The mathematical formula of a pure tone is that of a sinusoid. To be precise, it is A·cos(2π·f·t + φ). The tone oscillates sinusoidally with amplitude A, and goes through one full cycle of radians f times in each unit of time t. The period of the pure tone is the time taken for a single cycle, usually denoted by either a capital T or the Greek letter τ (tau), and is equal to the inverse of the frequency 1/f.

Figure 1.6

A pure tone “in cosine phase” (remember that cos(0) = 1).

The tone may have had its maximal amplitude A at time 0, or it may not, so we allow a “starting phase parameter,” φ, which we can use to shift the peaks of our sinusoid along the time axis as required. According to Fourier, we can describe any sound we like by taking a lot of sine wave equations like this, each with a different frequency f, and if we pick for each f exactly the right amplitude A and the right phase φ, then the sum of these carefully picked sine waves will add up exactly to our arbitrary sound.

The sets of values of A and φ required to achieve this are known as the sound’s amplitude spectrum and phase spectrum, respectively. (Amplitude spectra we have encountered previously in figure 1.4, which effectively plotted the values of A for each of the numerous pure tone components making up the sound of a piano or a bell. Phase spectra, that is, the values of φ for each frequency component, are, as we will see, often difficult to interpret and are therefore usually not shown.) Note, however, that, expressed in this mathematically rigorous way, each sine wave component is defined for all times t. Time 0 is just an arbitrary reference on my time axis; it is not in any real sense the time when the sound starts. The Fourier sine wave components making up the sound have no beginning and no end. They must be thought of as having started at the beginning of time and continuing, unchanging, with constant amplitude and total regularity, until the end of time. In that important respect, these mathematically abstract sine waves could not be more unlike “real” sounds. Most real sounds have clearly defined onsets, which occur when a sound source becomes mechanically excited, perhaps because it is struck or rubbed. And real sounds end when the oscillations of the sound source decay away. When exactly sounds occur, when they end, and how they change over time are perceptually very important to us, as these times give rise to perceptual qualities like rhythm, and let us react quickly to events signaled by particular sounds. Yet when we express sounds mathematically in terms of a Fourier transform, we have to express sounds that start and end in terms of sine waves that are going on forever, which can be rather awkward.

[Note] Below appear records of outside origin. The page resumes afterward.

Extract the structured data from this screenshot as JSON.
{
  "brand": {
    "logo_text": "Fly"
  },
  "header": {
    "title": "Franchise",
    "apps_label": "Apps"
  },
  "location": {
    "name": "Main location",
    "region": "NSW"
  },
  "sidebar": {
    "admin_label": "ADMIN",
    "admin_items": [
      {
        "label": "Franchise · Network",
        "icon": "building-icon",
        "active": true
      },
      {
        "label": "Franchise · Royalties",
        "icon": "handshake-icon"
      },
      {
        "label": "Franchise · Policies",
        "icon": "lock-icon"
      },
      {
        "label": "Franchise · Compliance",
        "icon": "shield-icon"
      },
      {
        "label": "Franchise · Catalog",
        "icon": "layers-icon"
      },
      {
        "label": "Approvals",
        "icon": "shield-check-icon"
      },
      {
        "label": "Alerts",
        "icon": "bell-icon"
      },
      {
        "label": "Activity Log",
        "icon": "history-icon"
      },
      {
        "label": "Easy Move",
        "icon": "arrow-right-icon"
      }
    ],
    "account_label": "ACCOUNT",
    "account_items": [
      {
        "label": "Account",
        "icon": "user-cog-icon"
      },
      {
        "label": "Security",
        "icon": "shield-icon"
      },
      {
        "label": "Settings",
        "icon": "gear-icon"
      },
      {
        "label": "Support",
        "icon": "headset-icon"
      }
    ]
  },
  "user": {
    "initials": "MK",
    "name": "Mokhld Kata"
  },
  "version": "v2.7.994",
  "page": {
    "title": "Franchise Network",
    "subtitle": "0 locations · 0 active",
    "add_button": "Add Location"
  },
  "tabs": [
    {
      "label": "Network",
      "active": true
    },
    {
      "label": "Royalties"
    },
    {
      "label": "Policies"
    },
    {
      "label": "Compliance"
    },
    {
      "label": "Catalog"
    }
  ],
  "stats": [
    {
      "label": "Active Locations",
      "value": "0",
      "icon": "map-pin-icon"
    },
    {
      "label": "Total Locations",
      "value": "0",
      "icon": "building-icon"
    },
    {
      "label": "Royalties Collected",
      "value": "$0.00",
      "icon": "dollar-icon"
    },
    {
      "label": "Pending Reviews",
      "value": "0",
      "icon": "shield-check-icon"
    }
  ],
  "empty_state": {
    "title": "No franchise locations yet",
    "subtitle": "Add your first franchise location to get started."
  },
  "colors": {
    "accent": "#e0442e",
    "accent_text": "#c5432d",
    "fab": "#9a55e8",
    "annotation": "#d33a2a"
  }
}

To see how this is done, let us consider a class of sounds that decay so quickly as to be almost instantaneous. Examples of this important class of “ultra-short” sounds include the sound of a pebble bouncing off a rock, or that of a dry twig snapping. These sound sources are so heavily damped that the oscillations stop before they ever really got started. Sounds like this are commonly known as “clicks.” The mathematical idealization of a click, a deflection that lasts only for one single, infinitesimally short time step, is known as an impulse (or sometimes as a delta-function). Impulses come in two varieties, positive-going “compression” clicks (i.e., a very brief upward deflection or increase in sound pressure) or negative-going “rarefactions” (a transient downward deflection or pressure decrease).

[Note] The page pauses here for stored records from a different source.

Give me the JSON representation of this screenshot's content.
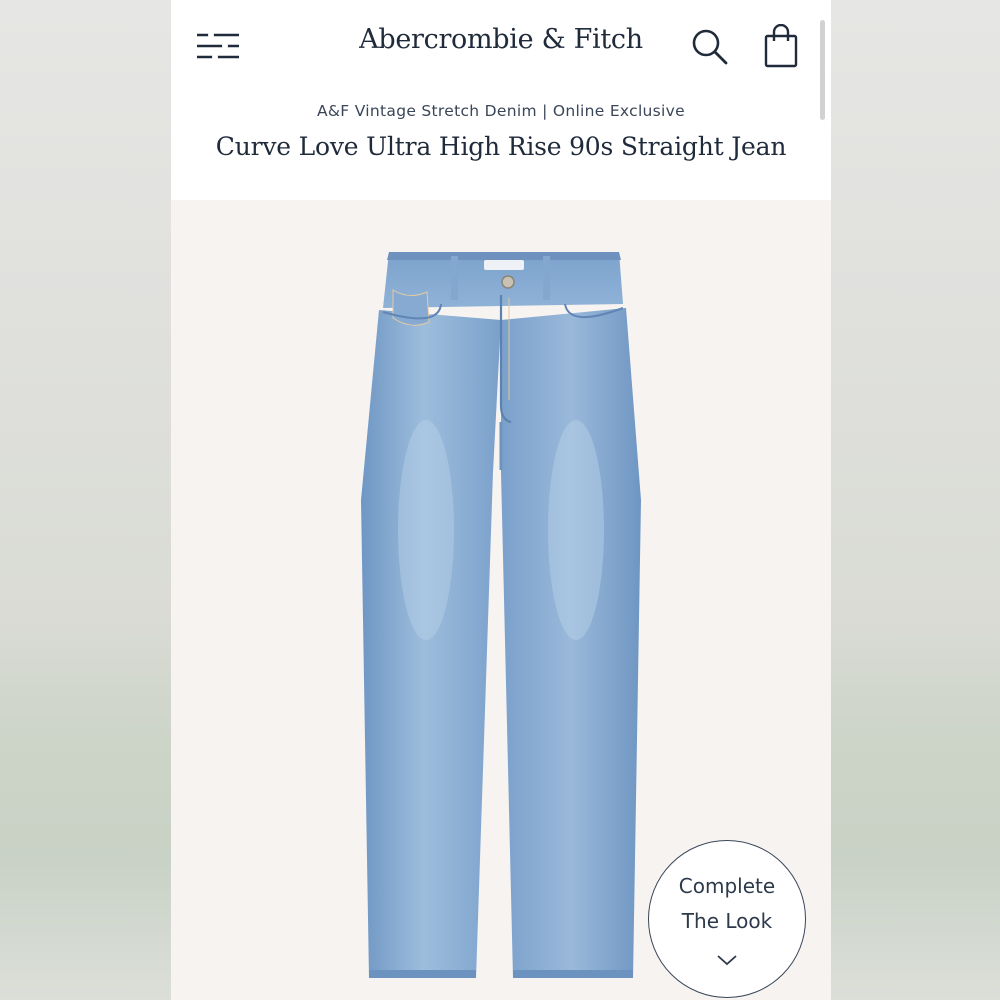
{
  "header": {
    "logo_text": "Abercrombie & Fitch",
    "menu_icon": "hamburger-menu-icon",
    "search_icon": "search-icon",
    "bag_icon": "shopping-bag-icon"
  },
  "product": {
    "collection": "A&F Vintage Stretch Denim | Online Exclusive",
    "title": "Curve Love Ultra High Rise 90s Straight Jean",
    "image": "light-wash-straight-jeans"
  },
  "complete_look": {
    "line1": "Complete",
    "line2": "The Look",
    "icon": "chevron-down-icon"
  },
  "colors": {
    "brand_navy": "#1f2a3a",
    "denim_light": "#8eb1d6",
    "denim_mid": "#6f97c4",
    "background": "#f6f3f1"
  }
}
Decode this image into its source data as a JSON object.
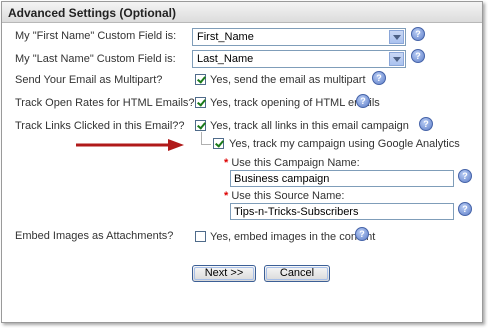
{
  "section_title": "Advanced Settings (Optional)",
  "fields": {
    "first_name": {
      "label": "My \"First Name\" Custom Field is:",
      "value": "First_Name"
    },
    "last_name": {
      "label": "My \"Last Name\" Custom Field is:",
      "value": "Last_Name"
    },
    "multipart": {
      "label": "Send Your Email as Multipart?",
      "checkbox_label": "Yes, send the email as multipart",
      "checked": true
    },
    "track_opens": {
      "label": "Track Open Rates for HTML Emails?",
      "checkbox_label": "Yes, track opening of HTML emails",
      "checked": true
    },
    "track_links": {
      "label": "Track Links Clicked in this Email??",
      "checkbox_label": "Yes, track all links in this email campaign",
      "checked": true
    },
    "google_analytics": {
      "checkbox_label": "Yes, track my campaign using Google Analytics",
      "checked": true
    },
    "campaign_name": {
      "required_mark": "*",
      "label": "Use this Campaign Name:",
      "value": "Business campaign"
    },
    "source_name": {
      "required_mark": "*",
      "label": "Use this Source Name:",
      "value": "Tips-n-Tricks-Subscribers"
    },
    "embed_images": {
      "label": "Embed Images as Attachments?",
      "checkbox_label": "Yes, embed images in the content",
      "checked": false
    }
  },
  "buttons": {
    "next": "Next >>",
    "cancel": "Cancel"
  },
  "help_glyph": "?",
  "colors": {
    "arrow": "#b01a1a",
    "required": "#dd0000",
    "help_icon": "#5f7fc9"
  }
}
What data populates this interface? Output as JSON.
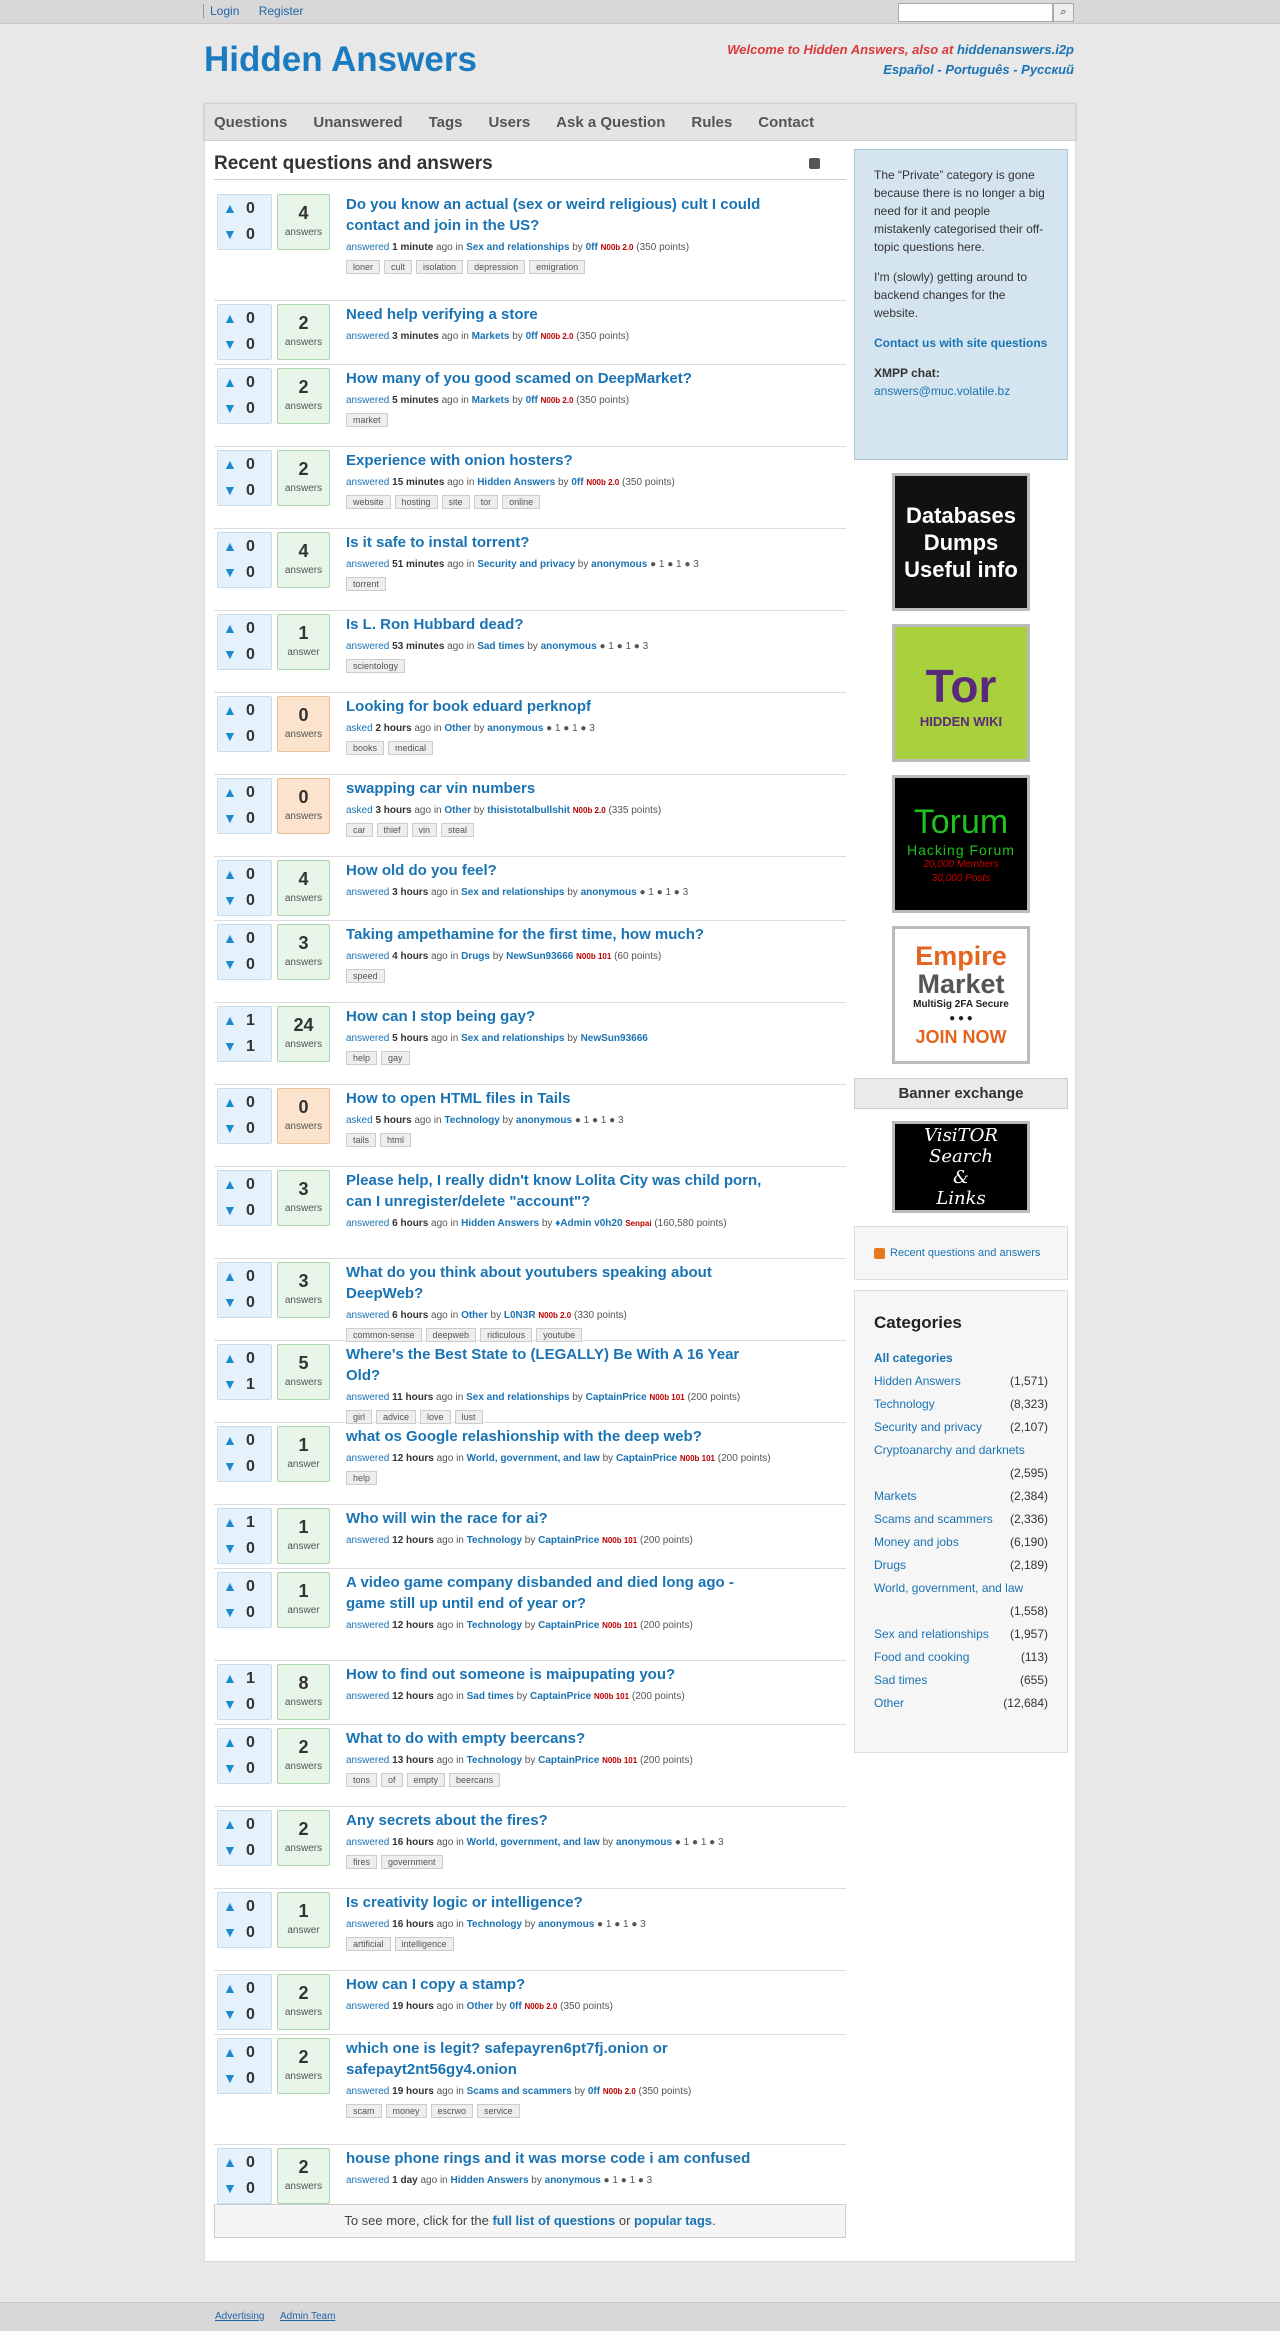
{
  "topbar": {
    "login": "Login",
    "register": "Register",
    "search_btn": "⌕"
  },
  "site": {
    "title": "Hidden Answers",
    "welcome_text": "Welcome to Hidden Answers, also at ",
    "welcome_link": "hiddenanswers.i2p",
    "languages": "Español - Português - Русский"
  },
  "nav": [
    "Questions",
    "Unanswered",
    "Tags",
    "Users",
    "Ask a Question",
    "Rules",
    "Contact"
  ],
  "heading": "Recent questions and answers",
  "questions": [
    {
      "up": "0",
      "down": "0",
      "count": "4",
      "unit": "answers",
      "title": "Do you know an actual (sex or weird religious) cult I could contact and join in the US?",
      "verb": "answered",
      "time": "1 minute",
      "cat": "Sex and relationships",
      "by": "0ff",
      "badge": "N00b 2.0",
      "pts": "(350 points)",
      "tags": [
        "loner",
        "cult",
        "isolation",
        "depression",
        "emigration"
      ],
      "h": 2
    },
    {
      "up": "0",
      "down": "0",
      "count": "2",
      "unit": "answers",
      "title": "Need help verifying a store",
      "verb": "answered",
      "time": "3 minutes",
      "cat": "Markets",
      "by": "0ff",
      "badge": "N00b 2.0",
      "pts": "(350 points)",
      "tags": [],
      "h": 1
    },
    {
      "up": "0",
      "down": "0",
      "count": "2",
      "unit": "answers",
      "title": "How many of you good scamed on DeepMarket?",
      "verb": "answered",
      "time": "5 minutes",
      "cat": "Markets",
      "by": "0ff",
      "badge": "N00b 2.0",
      "pts": "(350 points)",
      "tags": [
        "market"
      ],
      "h": 1
    },
    {
      "up": "0",
      "down": "0",
      "count": "2",
      "unit": "answers",
      "title": "Experience with onion hosters?",
      "verb": "answered",
      "time": "15 minutes",
      "cat": "Hidden Answers",
      "by": "0ff",
      "badge": "N00b 2.0",
      "pts": "(350 points)",
      "tags": [
        "website",
        "hosting",
        "site",
        "tor",
        "online"
      ],
      "h": 1
    },
    {
      "up": "0",
      "down": "0",
      "count": "4",
      "unit": "answers",
      "title": "Is it safe to instal torrent?",
      "verb": "answered",
      "time": "51 minutes",
      "cat": "Security and privacy",
      "by": "anonymous",
      "badge": "",
      "pts": "● 1 ● 1 ● 3",
      "tags": [
        "torrent"
      ],
      "h": 1
    },
    {
      "up": "0",
      "down": "0",
      "count": "1",
      "unit": "answer",
      "title": "Is L. Ron Hubbard dead?",
      "verb": "answered",
      "time": "53 minutes",
      "cat": "Sad times",
      "by": "anonymous",
      "badge": "",
      "pts": "● 1 ● 1 ● 3",
      "tags": [
        "scientology"
      ],
      "h": 1
    },
    {
      "up": "0",
      "down": "0",
      "count": "0",
      "unit": "answers",
      "title": "Looking for book eduard perknopf",
      "verb": "asked",
      "time": "2 hours",
      "cat": "Other",
      "by": "anonymous",
      "badge": "",
      "pts": "● 1 ● 1 ● 3",
      "tags": [
        "books",
        "medical"
      ],
      "h": 1,
      "zero": true
    },
    {
      "up": "0",
      "down": "0",
      "count": "0",
      "unit": "answers",
      "title": "swapping car vin numbers",
      "verb": "asked",
      "time": "3 hours",
      "cat": "Other",
      "by": "thisistotalbullshit",
      "badge": "N00b 2.0",
      "pts": "(335 points)",
      "tags": [
        "car",
        "thief",
        "vin",
        "steal"
      ],
      "h": 1,
      "zero": true
    },
    {
      "up": "0",
      "down": "0",
      "count": "4",
      "unit": "answers",
      "title": "How old do you feel?",
      "verb": "answered",
      "time": "3 hours",
      "cat": "Sex and relationships",
      "by": "anonymous",
      "badge": "",
      "pts": "● 1 ● 1 ● 3",
      "tags": [],
      "h": 1
    },
    {
      "up": "0",
      "down": "0",
      "count": "3",
      "unit": "answers",
      "title": "Taking ampethamine for the first time, how much?",
      "verb": "answered",
      "time": "4 hours",
      "cat": "Drugs",
      "by": "NewSun93666",
      "badge": "N00b 101",
      "pts": "(60 points)",
      "tags": [
        "speed"
      ],
      "h": 1
    },
    {
      "up": "1",
      "down": "1",
      "count": "24",
      "unit": "answers",
      "title": "How can I stop being gay?",
      "verb": "answered",
      "time": "5 hours",
      "cat": "Sex and relationships",
      "by": "NewSun93666",
      "badge": "",
      "pts": "",
      "tags": [
        "help",
        "gay"
      ],
      "h": 1
    },
    {
      "up": "0",
      "down": "0",
      "count": "0",
      "unit": "answers",
      "title": "How to open HTML files in Tails",
      "verb": "asked",
      "time": "5 hours",
      "cat": "Technology",
      "by": "anonymous",
      "badge": "",
      "pts": "● 1 ● 1 ● 3",
      "tags": [
        "tails",
        "html"
      ],
      "h": 1,
      "zero": true
    },
    {
      "up": "0",
      "down": "0",
      "count": "3",
      "unit": "answers",
      "title": "Please help, I really didn't know Lolita City was child porn, can I unregister/delete \"account\"?",
      "verb": "answered",
      "time": "6 hours",
      "cat": "Hidden Answers",
      "by": "♦Admin v0h20",
      "badge": "Senpai",
      "pts": "(160,580 points)",
      "tags": [],
      "h": 2
    },
    {
      "up": "0",
      "down": "0",
      "count": "3",
      "unit": "answers",
      "title": "What do you think about youtubers speaking about DeepWeb?",
      "verb": "answered",
      "time": "6 hours",
      "cat": "Other",
      "by": "L0N3R",
      "badge": "N00b 2.0",
      "pts": "(330 points)",
      "tags": [
        "common-sense",
        "deepweb",
        "ridiculous",
        "youtube"
      ],
      "h": 1
    },
    {
      "up": "0",
      "down": "1",
      "count": "5",
      "unit": "answers",
      "title": "Where's the Best State to (LEGALLY) Be With A 16 Year Old?",
      "verb": "answered",
      "time": "11 hours",
      "cat": "Sex and relationships",
      "by": "CaptainPrice",
      "badge": "N00b 101",
      "pts": "(200 points)",
      "tags": [
        "girl",
        "advice",
        "love",
        "lust"
      ],
      "h": 1
    },
    {
      "up": "0",
      "down": "0",
      "count": "1",
      "unit": "answer",
      "title": "what os Google relashionship with the deep web?",
      "verb": "answered",
      "time": "12 hours",
      "cat": "World, government, and law",
      "by": "CaptainPrice",
      "badge": "N00b 101",
      "pts": "(200 points)",
      "tags": [
        "help"
      ],
      "h": 1
    },
    {
      "up": "1",
      "down": "0",
      "count": "1",
      "unit": "answer",
      "title": "Who will win the race for ai?",
      "verb": "answered",
      "time": "12 hours",
      "cat": "Technology",
      "by": "CaptainPrice",
      "badge": "N00b 101",
      "pts": "(200 points)",
      "tags": [],
      "h": 1
    },
    {
      "up": "0",
      "down": "0",
      "count": "1",
      "unit": "answer",
      "title": "A video game company disbanded and died long ago - game still up until end of year or?",
      "verb": "answered",
      "time": "12 hours",
      "cat": "Technology",
      "by": "CaptainPrice",
      "badge": "N00b 101",
      "pts": "(200 points)",
      "tags": [],
      "h": 2
    },
    {
      "up": "1",
      "down": "0",
      "count": "8",
      "unit": "answers",
      "title": "How to find out someone is maipupating you?",
      "verb": "answered",
      "time": "12 hours",
      "cat": "Sad times",
      "by": "CaptainPrice",
      "badge": "N00b 101",
      "pts": "(200 points)",
      "tags": [],
      "h": 1
    },
    {
      "up": "0",
      "down": "0",
      "count": "2",
      "unit": "answers",
      "title": "What to do with empty beercans?",
      "verb": "answered",
      "time": "13 hours",
      "cat": "Technology",
      "by": "CaptainPrice",
      "badge": "N00b 101",
      "pts": "(200 points)",
      "tags": [
        "tons",
        "of",
        "empty",
        "beercans"
      ],
      "h": 1
    },
    {
      "up": "0",
      "down": "0",
      "count": "2",
      "unit": "answers",
      "title": "Any secrets about the fires?",
      "verb": "answered",
      "time": "16 hours",
      "cat": "World, government, and law",
      "by": "anonymous",
      "badge": "",
      "pts": "● 1 ● 1 ● 3",
      "tags": [
        "fires",
        "government"
      ],
      "h": 1
    },
    {
      "up": "0",
      "down": "0",
      "count": "1",
      "unit": "answer",
      "title": "Is creativity logic or intelligence?",
      "verb": "answered",
      "time": "16 hours",
      "cat": "Technology",
      "by": "anonymous",
      "badge": "",
      "pts": "● 1 ● 1 ● 3",
      "tags": [
        "artificial",
        "intelligence"
      ],
      "h": 1
    },
    {
      "up": "0",
      "down": "0",
      "count": "2",
      "unit": "answers",
      "title": "How can I copy a stamp?",
      "verb": "answered",
      "time": "19 hours",
      "cat": "Other",
      "by": "0ff",
      "badge": "N00b 2.0",
      "pts": "(350 points)",
      "tags": [],
      "h": 1
    },
    {
      "up": "0",
      "down": "0",
      "count": "2",
      "unit": "answers",
      "title": "which one is legit? safepayren6pt7fj.onion or safepayt2nt56gy4.onion",
      "verb": "answered",
      "time": "19 hours",
      "cat": "Scams and scammers",
      "by": "0ff",
      "badge": "N00b 2.0",
      "pts": "(350 points)",
      "tags": [
        "scam",
        "money",
        "escrwo",
        "service"
      ],
      "h": 2
    },
    {
      "up": "0",
      "down": "0",
      "count": "2",
      "unit": "answers",
      "title": "house phone rings and it was morse code i am confused",
      "verb": "answered",
      "time": "1 day",
      "cat": "Hidden Answers",
      "by": "anonymous",
      "badge": "",
      "pts": "● 1 ● 1 ● 3",
      "tags": [],
      "h": 1
    }
  ],
  "more": {
    "pre": "To see more, click for the ",
    "link1": "full list of questions",
    "mid": " or ",
    "link2": "popular tags",
    "post": "."
  },
  "sidebar": {
    "notice_p1": "The “Private” category is gone because there is no longer a big need for it and people mistakenly categorised their off-topic questions here.",
    "notice_p2": "I'm (slowly) getting around to backend changes for the website.",
    "contact": "Contact us with site questions",
    "xmpp_label": "XMPP chat:",
    "xmpp_addr": "answers@muc.volatile.bz",
    "ad1": [
      "Databases",
      "Dumps",
      "Useful info"
    ],
    "ad2": [
      "Tor",
      "HIDDEN WIKI"
    ],
    "ad3": [
      "Torum",
      "Hacking Forum",
      "20,000 Members",
      "30,000 Posts"
    ],
    "ad4": [
      "Empire",
      "Market",
      "MultiSig 2FA Secure",
      "JOIN NOW"
    ],
    "banner_exchange": "Banner exchange",
    "ad5": [
      "VisiTOR",
      "Search",
      "&",
      "Links"
    ],
    "rqa": "Recent questions and answers",
    "cats_title": "Categories",
    "cats_all": "All categories",
    "cats": [
      {
        "name": "Hidden Answers",
        "n": "(1,571)"
      },
      {
        "name": "Technology",
        "n": "(8,323)"
      },
      {
        "name": "Security and privacy",
        "n": "(2,107)"
      },
      {
        "name": "Cryptoanarchy and darknets",
        "n": "(2,595)",
        "wrap": true
      },
      {
        "name": "Markets",
        "n": "(2,384)"
      },
      {
        "name": "Scams and scammers",
        "n": "(2,336)"
      },
      {
        "name": "Money and jobs",
        "n": "(6,190)"
      },
      {
        "name": "Drugs",
        "n": "(2,189)"
      },
      {
        "name": "World, government, and law",
        "n": "(1,558)",
        "wrap": true
      },
      {
        "name": "Sex and relationships",
        "n": "(1,957)"
      },
      {
        "name": "Food and cooking",
        "n": "(113)"
      },
      {
        "name": "Sad times",
        "n": "(655)"
      },
      {
        "name": "Other",
        "n": "(12,684)"
      }
    ]
  },
  "footer": {
    "advertising": "Advertising",
    "admin_team": "Admin Team"
  }
}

Because impulses are so short, they are, in many ways, a totally different type of sound from the complex tones that we have considered so far. For example, impulses are not suitable for carrying a melody, as they have no clear musical pitch. Also, thinking of impulses in terms of sums of sine waves may seem unnatural. After all, a click is too short to go through numerous oscillations. One could almost say that the defining characteristic of a click is the predominant absence of sound: A click is a click only because there is silence both before and immediately after it. How are we to produce this silence by adding together a number of “always on” sine waves of the form A·cos(2π·f·t + φ)? The way to do this is not exactly intuitively obvious: We have to take an awful lot of such sine waves (infinitely many, strictly speaking), all of different frequency f, and get them to cancel each other out almost everywhere. To see how this works, consider the top panel of figure 1.7, which shows ten sine waves of frequencies 1 to 10 Hz superimposed. All have amplitude 1 and a starting phase of 0.

Figure 1.7

Making an impulse from the superposition of a large number of sine waves.

What would happen if we were to add all these sine waves together? Well at time t = 0, each has amplitude 1 and they are all in phase, so we would expect their sum to have amplitude 10 at that point. At times away from zero, it is harder to guess what the value of the sum would be, as the waves go out of phase and we therefore have to expect cancellation due to destructive interference. But for most values of t, there appear to be as many lines above the x-axis as below, so we might expect a lot of cancellation, which would make the signal small. The middle panel in figure 1.6 shows what the sum of the ten sine waves plotted in the top panel actually looks like, and it confirms our expectations. The amplitudes “pile up” at t = 0 much more than elsewhere. But we still have some way to go to get something resembling a real impulse. What if we keep going, and keep adding higher and higher frequencies? The bottom panel shows what we get if we sum cosines of frequencies 1 to 1,000. The result is a great deal more clicklike, and you may begin to suspect that if we just kept going and added infinitely many cosines of ever-increasing frequency, we would eventually, “in the limit” as mathematicians like to say, get a true impulse.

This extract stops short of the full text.